In following up, I caught a glimpse of a growing boutique
industry in specialty chocolate making here in Australia; a promising
cocoa-growing industry in Mossman in north Queensland; and a move towards the
production of high-quality cocoa beans on the islands of Vanuatu. Yes, fine
chocolates are becoming a ‘home and local’ product.
Let me tell you the story of Belle Fleur. Claire ter Heerdt
was prompt in getting back to me to say that Belle Fleur is a small family
business, started in 1984 by her father, Jan ter Heerdt. Jan had moved from
Belgium to Australia in the 1970s and begun working in the restaurant business.
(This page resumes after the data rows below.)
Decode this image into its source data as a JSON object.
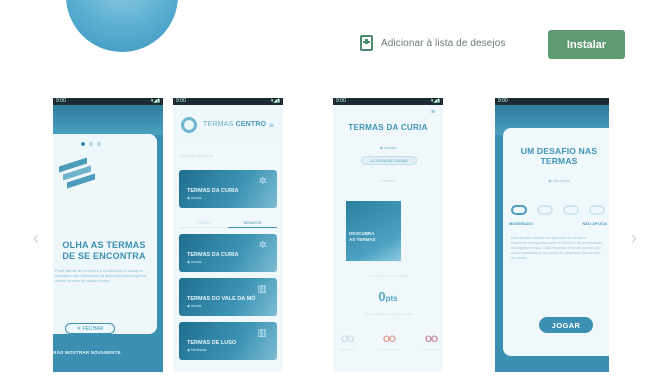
{
  "store": {
    "wishlist_label": "Adicionar à lista de desejos",
    "install_label": "Instalar"
  },
  "screenshots": [
    {
      "status_time": "9:00",
      "status_icons": "▾◢▮",
      "headline": "OLHA AS TERMAS\nDE SE ENCONTRA",
      "paragraph": "Pode alterar as termas e a localização a qualquer momento nas definições da aplicação para explorar outras termas da região centro.",
      "close_label": "✕ FECHAR",
      "footer": "NÃO MOSTRAR NOVAMENTE"
    },
    {
      "status_time": "9:00",
      "status_icons": "▾◢▮",
      "brand_prefix": "TERMAS",
      "brand_suffix": "CENTRO",
      "menu": "≡",
      "sublabel": "Escolha as termas",
      "tiles": [
        {
          "name": "TERMAS DA CURIA",
          "sub": "◉ Anadia"
        },
        {
          "name": "TERMAS DA CURIA",
          "sub": "◉ Anadia"
        },
        {
          "name": "TERMAS DO VALE DA MÓ",
          "sub": "◉ Anadia"
        },
        {
          "name": "TERMAS DE LUSO",
          "sub": "◉ Mealhada"
        }
      ],
      "tabs": [
        "TERMAS",
        "DESAFIOS"
      ]
    },
    {
      "status_time": "9:00",
      "status_icons": "▾◢▮",
      "corner": "≡",
      "title": "TERMAS DA CURIA",
      "location": "◉ Anadia",
      "pill": "A CURIA AS CURAS",
      "small": "Desafios",
      "photo_text": "DESCUBRA\nAS TERMAS",
      "faint": "Pontuação total obtida",
      "points": "0",
      "points_unit": "pts",
      "faint2": "Conquistas desbloqueadas",
      "badges": [
        "OO",
        "OO",
        "OO"
      ],
      "badge_labels": [
        "INICIANTE",
        "INTERMÉDIO",
        "AVANÇADO"
      ]
    },
    {
      "status_time": "9:00",
      "status_icons": "▾◢▮",
      "title": "UM DESAFIO NAS\nTERMAS",
      "location": "◉ Vila Nova",
      "levels": [
        "MODERADO",
        "NÃO APLICA"
      ],
      "paragraph": "Este desafio consiste em percorrer as termas e responder a perguntas sobre a história e as propriedades das águas termais. Cada resposta certa vale pontos que ficam registados no seu perfil de explorador das termas do centro.",
      "play_label": "JOGAR"
    }
  ],
  "colors": {
    "install": "#5e9b72",
    "accent": "#3b8fb0",
    "icon_ring": "#5bb0d2"
  }
}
His father, Bernard, would come to Australia on visits and show Jan how to make
Belgian-style handmade chocolates. Jan left the restaurant business and started
Belle Fleur in 1984. Now Claire has trained under him and become a fourth-generation
chocolatier.

At Koko Black in Melbourne there is a similar story of
expertise and adventure. It began with the dream of Shane Hills to become a
pioneer chocolatier and he moved to Solingen in Germany to learn the art of
making chocolate from beans. Shane continued his quest in Bruges, in Belgium,
where he met skilled chocolatier Dries Cnockaert. Dries was interested enough
in Shane’s ideas to come to Melbourne to help him create the start of Koko
Black’s signature chocolates. Their first chocolate salon opened in 2003 and
has grown into a Melbourne enterprise employing 350 people. Koko Black recently
moved to Sydney, with one of their salons in the beautiful Strand Arcade in the
city.
From Koko Black it’s only a short stroll past the Strand
boutiques to Haigh’s Chocolates, an Adelaide specialty firm of chocolatiers whose story
goes back 100 years to when Alfred E. Haigh established the business on 1st
May, 1915. Not just a South Australian institution, Haigh’s are today Australia’s
oldest and best-established makers of specialty chocolates, producing over 250
varieties.
Haigh’s are committed to sustainable cocoa farming and have
become involved in improving the quality of cocoa beans grown on the islands of
Vanuatu, our Pacific neighbours. Cocoa has been grown in Vanuatu for many years
and the raw beans generally sold on the Singapore market for mass-produced
chocolate. Now, with recent Australian involvement, Vanuatu growers are being
introduced to farming beans to meet the requirements of a high-quality
specialty market.
In north Queensland, too, cocoa growing is now an increasing
specialty. Local farmers such as the Puglisi family have invested in trees and
found cocoa ‘surprisingly quite easy to grow’. At the Puglisi farm adjacent to
the Daintree forest, wild pigs used to be a problem in the sugar cane. But
apparently the pigs have no interest in cocoa trees.
People in north Queensland do, however. The farmers, already
sugar cane growers, have invested in cocoa trees as they see diversification as
an investment in the future. There has been early development finance from the Federal,
Queensland, Northern Territory and Western Australian governments and,
initially, from Cadbury Schweppes.
Today, local growers have joined into the cooperative
Daintree Estates and produce their own single-origin, estate-origin cocoa and
chocolate, from beans fermented and dried on one of the estates. The growers are
committed to sustainable farming and use local sugar and dairy ingredients in their
finished products. The investment is already providing a boost to local Mossman
businesses and communities. A chocolate, anyone?